In October 2014, a senior British banker became the first defendant facing charges in Britain relating to Libor rigging to plead guilty, the first conviction in the SFO's investigation.
Neither the banker nor his UK employer have been named in the media, however it is a significant development in the SFO's prosecution of 12 individuals, the remaining 11 of whom are facing criminal charges in relation to alleged rigging of the global benchmark interest rate. A defendant in a different Libor-related case, charged by the SFO, is likely to face trial in May 2015.
Several regulators around the globe have commenced investigations and/or prosecutions of those involved. Two Libor defendants in the US, including a British defendant, have previously pleaded guilty to charges of fraud-related offences over the Libor scandal.

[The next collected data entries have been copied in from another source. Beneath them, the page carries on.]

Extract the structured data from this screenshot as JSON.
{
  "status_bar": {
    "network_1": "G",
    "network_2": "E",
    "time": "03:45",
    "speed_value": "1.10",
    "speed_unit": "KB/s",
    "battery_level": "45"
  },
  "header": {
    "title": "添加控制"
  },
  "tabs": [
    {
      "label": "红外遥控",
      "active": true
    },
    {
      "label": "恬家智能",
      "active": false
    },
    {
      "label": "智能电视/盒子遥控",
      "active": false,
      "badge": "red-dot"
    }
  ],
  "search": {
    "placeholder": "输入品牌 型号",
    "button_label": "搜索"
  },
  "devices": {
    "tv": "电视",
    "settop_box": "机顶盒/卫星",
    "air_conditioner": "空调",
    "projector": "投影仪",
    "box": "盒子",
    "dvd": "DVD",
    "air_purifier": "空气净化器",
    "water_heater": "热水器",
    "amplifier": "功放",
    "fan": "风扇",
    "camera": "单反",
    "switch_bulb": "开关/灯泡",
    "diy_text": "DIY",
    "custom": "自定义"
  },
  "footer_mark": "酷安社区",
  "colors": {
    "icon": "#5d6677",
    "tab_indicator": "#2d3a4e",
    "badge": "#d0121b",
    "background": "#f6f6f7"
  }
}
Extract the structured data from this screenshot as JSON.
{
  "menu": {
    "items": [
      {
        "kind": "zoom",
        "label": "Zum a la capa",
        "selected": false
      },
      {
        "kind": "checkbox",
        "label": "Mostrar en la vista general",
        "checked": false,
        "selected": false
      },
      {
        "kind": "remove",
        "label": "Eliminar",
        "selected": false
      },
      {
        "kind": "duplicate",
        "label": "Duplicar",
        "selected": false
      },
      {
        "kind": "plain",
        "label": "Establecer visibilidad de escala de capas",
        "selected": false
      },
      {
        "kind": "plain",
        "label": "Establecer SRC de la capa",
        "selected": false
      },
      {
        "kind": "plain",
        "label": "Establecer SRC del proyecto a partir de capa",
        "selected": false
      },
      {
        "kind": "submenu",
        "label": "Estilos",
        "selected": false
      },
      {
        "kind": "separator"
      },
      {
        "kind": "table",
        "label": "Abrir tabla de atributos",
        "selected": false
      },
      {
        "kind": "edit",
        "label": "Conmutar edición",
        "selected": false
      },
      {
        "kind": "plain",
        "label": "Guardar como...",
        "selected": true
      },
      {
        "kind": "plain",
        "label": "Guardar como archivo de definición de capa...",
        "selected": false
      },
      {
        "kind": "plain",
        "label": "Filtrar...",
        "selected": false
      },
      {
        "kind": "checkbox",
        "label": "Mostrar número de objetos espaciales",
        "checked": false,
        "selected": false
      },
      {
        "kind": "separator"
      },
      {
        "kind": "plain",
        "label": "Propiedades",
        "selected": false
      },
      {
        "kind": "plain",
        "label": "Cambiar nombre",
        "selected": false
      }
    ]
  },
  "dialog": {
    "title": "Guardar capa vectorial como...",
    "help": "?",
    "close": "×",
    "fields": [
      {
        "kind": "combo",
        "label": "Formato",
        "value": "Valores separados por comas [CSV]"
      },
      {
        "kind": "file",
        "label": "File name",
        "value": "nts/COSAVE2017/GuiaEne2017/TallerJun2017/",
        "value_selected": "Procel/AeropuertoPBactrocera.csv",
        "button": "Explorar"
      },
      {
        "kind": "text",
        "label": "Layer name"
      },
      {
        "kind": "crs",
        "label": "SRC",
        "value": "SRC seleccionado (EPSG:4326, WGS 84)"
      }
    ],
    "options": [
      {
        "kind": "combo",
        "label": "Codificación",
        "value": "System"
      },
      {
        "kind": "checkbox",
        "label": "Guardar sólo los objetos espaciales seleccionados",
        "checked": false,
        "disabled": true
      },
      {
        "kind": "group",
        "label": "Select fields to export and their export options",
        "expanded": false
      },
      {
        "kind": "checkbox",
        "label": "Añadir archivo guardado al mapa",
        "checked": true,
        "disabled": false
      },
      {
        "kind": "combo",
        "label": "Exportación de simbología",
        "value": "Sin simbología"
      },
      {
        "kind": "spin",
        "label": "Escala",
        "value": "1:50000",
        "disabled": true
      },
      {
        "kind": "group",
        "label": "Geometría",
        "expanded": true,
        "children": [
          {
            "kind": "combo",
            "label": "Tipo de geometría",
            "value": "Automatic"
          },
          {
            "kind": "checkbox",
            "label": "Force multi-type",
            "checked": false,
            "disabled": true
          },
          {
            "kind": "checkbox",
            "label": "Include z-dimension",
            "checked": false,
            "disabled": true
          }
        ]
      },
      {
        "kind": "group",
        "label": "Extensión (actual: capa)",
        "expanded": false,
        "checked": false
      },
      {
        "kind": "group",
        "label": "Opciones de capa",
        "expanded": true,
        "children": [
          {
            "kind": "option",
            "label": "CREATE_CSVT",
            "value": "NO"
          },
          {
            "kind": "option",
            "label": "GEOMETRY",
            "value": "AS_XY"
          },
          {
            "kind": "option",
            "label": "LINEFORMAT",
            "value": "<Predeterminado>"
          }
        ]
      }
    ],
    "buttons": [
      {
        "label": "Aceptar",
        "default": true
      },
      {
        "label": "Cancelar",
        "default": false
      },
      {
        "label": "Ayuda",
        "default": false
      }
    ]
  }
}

The scandal forms part of the background which has led to regulators making proposals aimed at eliminating financial misconduct. The Bank of England, with the FCA and the Treasury, recently began a consultation on reforms to the way in which trading institutions operate. If adopted, these proposals would add to the regulatory burden already faced by banks and other financial institutions, including the Banking Reform Act enacted in 2013. The Act put significantly greater emphasis on individual responsibility for those involved in decision making, including directors of these institutions.
Accountants will be affected by these rules which may involve personal liability; for example, one of HSBC's board members, Alan Thomson, an accountant who participated in the bank's audit and risk committees, has recently resigned giving the new conduct rules as one of the reasons for his departure.